Look after the place. When you’re used to a hotel’s creature comforts, an AirBnb can be different. As in, who’ll be keeping your room nice and tidy? It’s best to remember that, during your stay, you probably will be responsible for making your bed and hanging up bathroom towels. Also with your kitchen area, you’ll probably be responsible for buying and making your own meals (or having to go out to eat). Of course, this can leave the dishwashing duties up to you. And guess who might have to take out the garbage.
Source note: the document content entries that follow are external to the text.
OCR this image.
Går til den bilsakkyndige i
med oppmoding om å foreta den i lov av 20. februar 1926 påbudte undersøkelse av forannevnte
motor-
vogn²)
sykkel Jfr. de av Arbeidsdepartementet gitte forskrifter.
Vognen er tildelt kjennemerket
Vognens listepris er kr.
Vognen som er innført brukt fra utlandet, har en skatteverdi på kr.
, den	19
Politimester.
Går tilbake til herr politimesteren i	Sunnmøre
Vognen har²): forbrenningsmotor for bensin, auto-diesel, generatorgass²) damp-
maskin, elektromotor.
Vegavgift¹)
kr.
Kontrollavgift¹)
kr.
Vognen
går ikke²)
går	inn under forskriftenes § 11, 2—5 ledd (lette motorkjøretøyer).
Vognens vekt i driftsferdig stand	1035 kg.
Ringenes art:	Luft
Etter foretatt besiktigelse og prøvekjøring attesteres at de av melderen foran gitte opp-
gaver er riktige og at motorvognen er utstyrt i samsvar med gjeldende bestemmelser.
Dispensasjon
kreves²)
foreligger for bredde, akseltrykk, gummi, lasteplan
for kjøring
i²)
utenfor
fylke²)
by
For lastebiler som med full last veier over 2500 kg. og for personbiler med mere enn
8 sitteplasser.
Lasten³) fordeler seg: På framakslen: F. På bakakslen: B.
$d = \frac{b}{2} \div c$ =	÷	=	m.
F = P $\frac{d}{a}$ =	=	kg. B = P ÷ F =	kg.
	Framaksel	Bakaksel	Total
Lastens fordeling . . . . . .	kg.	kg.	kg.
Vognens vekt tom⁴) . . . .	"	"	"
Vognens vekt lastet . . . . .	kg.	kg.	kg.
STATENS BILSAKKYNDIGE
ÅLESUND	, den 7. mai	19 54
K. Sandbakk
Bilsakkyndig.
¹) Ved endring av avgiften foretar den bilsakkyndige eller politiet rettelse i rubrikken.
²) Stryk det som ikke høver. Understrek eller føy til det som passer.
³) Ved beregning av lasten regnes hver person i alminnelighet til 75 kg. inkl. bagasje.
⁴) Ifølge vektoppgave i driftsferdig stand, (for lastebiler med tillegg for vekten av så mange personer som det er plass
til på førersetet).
Stay in contact. An AirBnb property lister should provide a phone number to reach him/her – or his/her representative – that should lead to a reasonable response time. Naturally, if you have an issue upon arrival or while there, you want to text and/or call the owner right away. Save it to your phone before arriving; confirm if they take texts. Texts can serve as a communication log for any problems, asking on-site questions, and also clarifying any issues. Initially, my rental had a plumbing issue, so I texted the property owner’s assistant ASAP. I later used my saved texts to remind my lister about what we agreed to (a price break for the inconvenience).
Be an ideal house guest. Regardless of your setup, do remember that you’re a guest in someone else’s home. Follow the golden housekeeping rule: treat this place as though you’d like yours to be treated. Tidy up loose ends before leaving. Put away items you’ve taken out. Even neatly folding and placing your used bed sheets on top of the bed is a kind gesture. Also, AirBnb gives about 14 days to list a rental review, so remember to leave your comments (as they will leave feedback about you in turn).
Have you used AirBnb before? What would you suggest?